Politics

Remember Brexit? Here's What's Happening Now

February 15th 2017

After the UK passed its June 2016 referendum to leave the European Union, it seemed like chaos reigned supreme.

Prime Minister David Cameron resigned just a few weeks later, with a number of other prominent U.K. government officials resigning as well. Stock markets around the world plunged, taking weeks to recover their losses, while the U.K. economy contracted, and the pound temporarily shrugged off decades of value. 

But the long-term effects of Brexit continue to be unknowable, as the U.K.'s departure from the E.U. continues to wind its way through a tangle of legal challenges, studies, and negotiations.

Nearly eight months after the people of England, Scotland, Northern Ireland, and Wales voted to leave the E.U., where does the process stand?

In October 2016, new Prime Minister Theresa May announced that she'd begin the legal process of separating the UK from the EU in March, 2017.

This would involve invoking Article 50 of the Treaty on the European Union, which lays out the procedure for how nations can leave the EU.

Outgoing Prime Minister Cameron had said during the run-up to the Brexit vote that Article 50 would be invoked immediately after a potential Leave vote. But in his resignation speech, he indicated he would leave the triggering of Article 50 to his successor.

This led influential British newspaper the Guardian to speculate that Cameron had "handed the next prime minister a poisoned chalice" and that the economic chaos that followed the Leave vote would ensure Article 50 was never put into action.

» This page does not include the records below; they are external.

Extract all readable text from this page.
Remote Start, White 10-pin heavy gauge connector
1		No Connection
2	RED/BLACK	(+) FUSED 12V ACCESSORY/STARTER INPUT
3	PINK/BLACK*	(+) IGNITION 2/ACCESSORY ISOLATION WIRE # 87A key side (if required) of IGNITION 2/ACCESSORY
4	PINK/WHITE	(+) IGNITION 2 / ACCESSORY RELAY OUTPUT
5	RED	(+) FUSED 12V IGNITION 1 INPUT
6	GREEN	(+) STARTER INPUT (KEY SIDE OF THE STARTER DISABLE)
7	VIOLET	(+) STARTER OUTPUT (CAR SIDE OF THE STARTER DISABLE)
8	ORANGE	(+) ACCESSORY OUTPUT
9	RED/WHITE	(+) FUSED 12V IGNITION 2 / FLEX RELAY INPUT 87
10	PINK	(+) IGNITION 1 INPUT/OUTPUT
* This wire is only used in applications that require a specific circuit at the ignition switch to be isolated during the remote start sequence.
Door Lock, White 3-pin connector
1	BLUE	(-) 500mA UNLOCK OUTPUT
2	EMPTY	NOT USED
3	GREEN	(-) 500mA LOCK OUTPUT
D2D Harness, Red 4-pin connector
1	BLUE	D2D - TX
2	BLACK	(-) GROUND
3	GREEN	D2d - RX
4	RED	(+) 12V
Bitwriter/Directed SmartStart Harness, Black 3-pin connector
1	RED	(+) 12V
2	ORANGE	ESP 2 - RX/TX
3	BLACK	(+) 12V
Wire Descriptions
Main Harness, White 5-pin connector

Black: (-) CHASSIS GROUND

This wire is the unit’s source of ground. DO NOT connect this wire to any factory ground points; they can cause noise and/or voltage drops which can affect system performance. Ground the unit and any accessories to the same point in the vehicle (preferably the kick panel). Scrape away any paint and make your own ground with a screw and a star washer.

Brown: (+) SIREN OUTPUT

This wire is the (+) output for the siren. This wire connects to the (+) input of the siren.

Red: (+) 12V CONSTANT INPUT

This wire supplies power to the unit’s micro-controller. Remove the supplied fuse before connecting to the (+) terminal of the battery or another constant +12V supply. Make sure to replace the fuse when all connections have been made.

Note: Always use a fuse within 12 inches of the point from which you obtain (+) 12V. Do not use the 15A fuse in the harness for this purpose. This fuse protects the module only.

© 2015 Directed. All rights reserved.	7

Making the matter even more difficult is that Article 50 had never been invoked, as no member nation had ever tried to leave the European Union. At just 250 words long, Article 50 gives little guidance as to how a country should go about disentangling itself from the economic and legal bonds of the EU, other than giving the leaving nation a two year sunset period to negotiate a deal.

As a result of the uncertainty and lack of precedent, there was a great deal of confusion over whether or not the prime minister actually had the right to invoke Article 50. This lead to a series of lawsuits alleging that the Prime Minister unilaterally acting to trigger Article 50 would violate individual rights that could only be superseded by another act of Parliament.

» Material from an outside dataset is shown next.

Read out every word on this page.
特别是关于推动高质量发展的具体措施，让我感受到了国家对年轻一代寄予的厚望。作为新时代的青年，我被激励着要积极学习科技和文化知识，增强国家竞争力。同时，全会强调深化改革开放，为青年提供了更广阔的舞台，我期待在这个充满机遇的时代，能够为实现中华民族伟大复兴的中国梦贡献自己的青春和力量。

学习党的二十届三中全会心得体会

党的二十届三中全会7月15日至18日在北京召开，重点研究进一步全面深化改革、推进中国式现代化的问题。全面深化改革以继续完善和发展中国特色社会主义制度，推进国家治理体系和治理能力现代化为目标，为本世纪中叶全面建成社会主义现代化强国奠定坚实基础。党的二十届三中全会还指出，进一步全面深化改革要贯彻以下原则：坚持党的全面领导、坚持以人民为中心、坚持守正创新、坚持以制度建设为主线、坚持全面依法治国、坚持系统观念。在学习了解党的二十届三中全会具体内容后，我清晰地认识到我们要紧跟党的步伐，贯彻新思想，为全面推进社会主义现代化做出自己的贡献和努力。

A combination of these cases was heard by the High Court of Justice of England and Wales, which affirmed the need for Parliament to vote on invoking Article 50. The government appealed the case, sending it to the Supreme Court of the United Kingdom, who affirmed the ruling in January, 2017.

On Feb. 14, the voting process took a step forward as one half of Parliament, the House of Commons, overwhelmingly voted to trigger Article 50. The vote will next go to the House of Lords, the other half of Parliament, but Parliament observers have said that body might try to amend the triggering bill, which might send it back to the House of Commons for another vote.

it's not clear if that vote will take place before March, meaning May might not meet her self-imposed deadline.

Meanwhile, legal teams on both sides are gearing up for a slog of laws and financial agreements that will need to be renegotiated once Article 50 is invoked. With hundreds of thousands of Britons living in Europe and vice versa, tens of thousands of legal agreements between the two bodies, and only two years to figure all of it out, a smooth transition is far from assured — giving those who advocated the U.K. stay in the E.U. even more incentive to stall on formally starting the process.